Kata Prasetyo Hadi, keputusan digantinya Ahmad Muzani dengan Sugiono adalah murni regenerasi kader, bukan hal lain.
“Jadi kita merasa terutama bahwa Ketua Dewan Pembina, Ketua Umum sudah waktunya ada regenerasi,” kata Prasetyo di Kompleks Parlemen Senayan, Jakarta, Senin 4 Agustus 2025.
Prasetyo menyatakan tidak akan ada masalah Sugiono menjabat Menlu dan Sekjen Gerindra secara bersamaan.
“Untuk sementara waktu masih menjalankan dua tugas. Dan saya rasa juga tidak ada masalah ya, karena selama ini di partai pun juga beliau-beliau yang diberi amanah di partai itu juga memegang jabatan juga di institusi yang lain,” kata dia.
Apalagi, kata Prasetyo, Partai Gerindra dikelola dengan cara kolektif sehingga Sekjen tidak bekerja sendirian.
“Partai itu kan kolektif, kolegial ya. Jadi misalnya disebut sekretaris jenderal ya beliau tidak juga kemudian bekerja sendiri. Dan sebagai partai besar, perangkat atau sistem itu kan sudah relatif mapan. Sehingga kalau bicara tugas beliau, baik sebagai sekjen maupun sebagai menteri luar negeri, menurut himat saya tidak ada masalah,” pungkasnya.
Adapun, sebelumnya pada Jumat 1 Agustus 2025 Ketua Umum Partai Gerindra Prabowo Subianto menetapkan struktur kepengurusan Dewan Pimpinan Pusat (DPP) periode 2025-2030.
Dalam struktur kepengurusan itu, Prabowo ditetapkan menjadi Ketua Umum dan Ketua Dewan Pembina, Sufmi Dasco Ahmad sebagai Ketua Harian, Sugiono sebagai Sekretaris Jenderal, dan Satrio Dimas Adityo sebagai Bendahara Umum.

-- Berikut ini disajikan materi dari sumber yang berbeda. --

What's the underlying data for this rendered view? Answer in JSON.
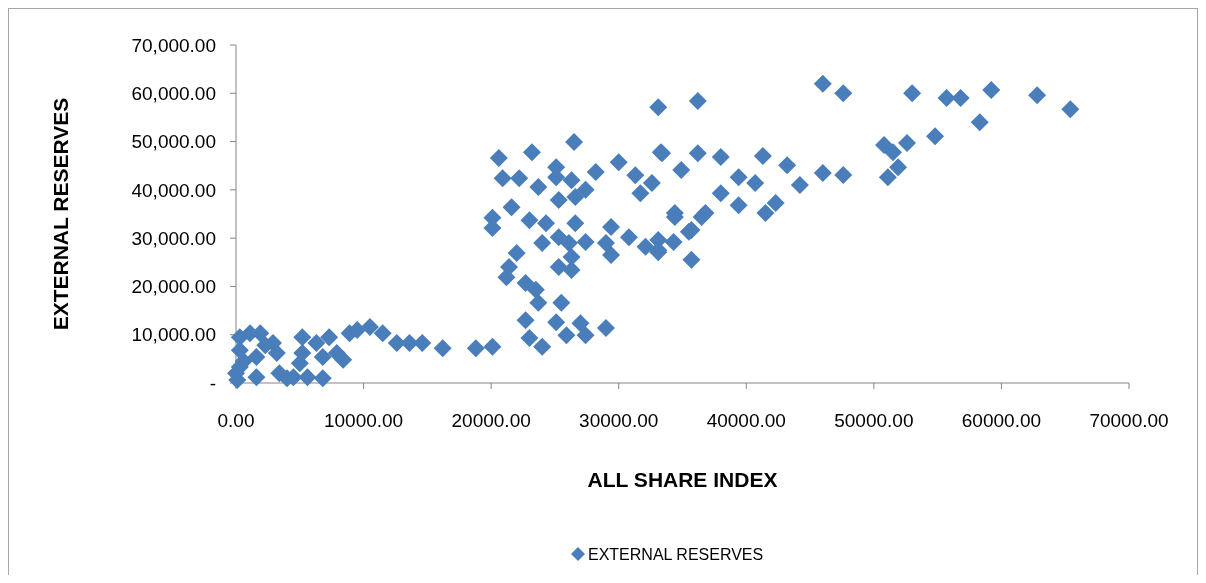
{
  "chart_data": {
    "type": "scatter",
    "xlabel": "ALL SHARE INDEX",
    "ylabel": "EXTERNAL RESERVES",
    "legend": "bottom",
    "marker": "diamond",
    "grid": false,
    "xlim": [
      0,
      70000
    ],
    "ylim": [
      0,
      70000
    ],
    "xticks": [
      {
        "value": 0,
        "label": "0.00"
      },
      {
        "value": 10000,
        "label": "10000.00"
      },
      {
        "value": 20000,
        "label": "20000.00"
      },
      {
        "value": 30000,
        "label": "30000.00"
      },
      {
        "value": 40000,
        "label": "40000.00"
      },
      {
        "value": 50000,
        "label": "50000.00"
      },
      {
        "value": 60000,
        "label": "60000.00"
      },
      {
        "value": 70000,
        "label": "70000.00"
      }
    ],
    "yticks": [
      {
        "value": 0,
        "label": "-"
      },
      {
        "value": 10000,
        "label": "10,000.00"
      },
      {
        "value": 20000,
        "label": "20,000.00"
      },
      {
        "value": 30000,
        "label": "30,000.00"
      },
      {
        "value": 40000,
        "label": "40,000.00"
      },
      {
        "value": 50000,
        "label": "50,000.00"
      },
      {
        "value": 60000,
        "label": "60,000.00"
      },
      {
        "value": 70000,
        "label": "70,000.00"
      }
    ],
    "series": [
      {
        "name": "EXTERNAL RESERVES",
        "color": "#4a7ebb",
        "x": [
          46000,
          47600,
          53000,
          55700,
          56800,
          59200,
          62800,
          65400,
          58300,
          54800,
          52600,
          50800,
          51500,
          51900,
          51100,
          47600,
          46000,
          44200,
          43200,
          41300,
          36200,
          33100,
          41500,
          42300,
          39400,
          38000,
          36500,
          35500,
          34300,
          33100,
          35700,
          34400,
          36200,
          38000,
          34900,
          39400,
          40700,
          33400,
          26500,
          23200,
          20600,
          20900,
          22200,
          25100,
          25100,
          28200,
          30000,
          31300,
          33300,
          32600,
          31700,
          23700,
          26300,
          27400,
          26600,
          20100,
          20100,
          21600,
          23000,
          24300,
          25300,
          26600,
          25300,
          24000,
          26100,
          27400,
          29400,
          29000,
          29400,
          30800,
          33100,
          34400,
          35700,
          36800,
          33100,
          32100,
          26300,
          26300,
          25300,
          22000,
          21400,
          21200,
          22700,
          23500,
          23700,
          25500,
          22700,
          25100,
          27000,
          29000,
          27400,
          25900,
          23000,
          24000,
          20100,
          18800,
          300,
          1900,
          1100,
          300,
          300,
          100,
          1600,
          2900,
          3200,
          1600,
          3400,
          4500,
          5600,
          6800,
          5200,
          6300,
          7300,
          5200,
          5000,
          6800,
          8400,
          8900,
          9500,
          10500,
          11500,
          12600,
          13600,
          14600,
          16200,
          7900,
          0,
          600,
          2300,
          4000
        ],
        "values": [
          62000,
          60000,
          60000,
          59000,
          59000,
          60700,
          59600,
          56700,
          54000,
          51100,
          49700,
          49300,
          47800,
          44700,
          42600,
          43100,
          43500,
          41000,
          45100,
          47000,
          58400,
          57100,
          35200,
          37300,
          36800,
          39300,
          34400,
          31300,
          29200,
          27100,
          25500,
          35200,
          47600,
          46800,
          44100,
          42600,
          41400,
          47600,
          49900,
          47800,
          46600,
          42400,
          42400,
          44700,
          42600,
          43700,
          45700,
          43000,
          47800,
          41400,
          39300,
          40600,
          42000,
          40000,
          38500,
          34200,
          32100,
          36400,
          33700,
          33100,
          37900,
          33100,
          30200,
          29000,
          29000,
          29200,
          32300,
          29000,
          26500,
          30200,
          29600,
          34400,
          31700,
          35200,
          27500,
          28200,
          26100,
          23400,
          24000,
          26900,
          24000,
          21900,
          20700,
          19300,
          16600,
          16600,
          13000,
          12600,
          12400,
          11400,
          9900,
          9900,
          9300,
          7500,
          7500,
          7200,
          9500,
          10300,
          10300,
          6800,
          3300,
          600,
          5400,
          8300,
          6200,
          1200,
          2000,
          1200,
          1200,
          1000,
          9500,
          8300,
          9500,
          6200,
          4100,
          5400,
          4800,
          10300,
          11000,
          11600,
          10300,
          8300,
          8300,
          8300,
          7200,
          6200,
          2000,
          4500,
          7800,
          1000
        ]
      }
    ]
  }
}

Sugiono dalam kesempatan itu mengucapkan terimakasih atas amanah yang diberikan dengan menjadi Sekjen Partai Gerindra.
“Kami ucapkan terima kasih atas semua dukungan dari seluruh kader Partai Gerindra,” ujar Sugiono dalam keterangannya.
Sugiono mengatakan ini adalah momentum bagi partai untuk menguatkan terus tali persaudaraan dan soliditas dalam mengamankan semua program pemerintah yang dipimpin oleh Presiden Prabowo.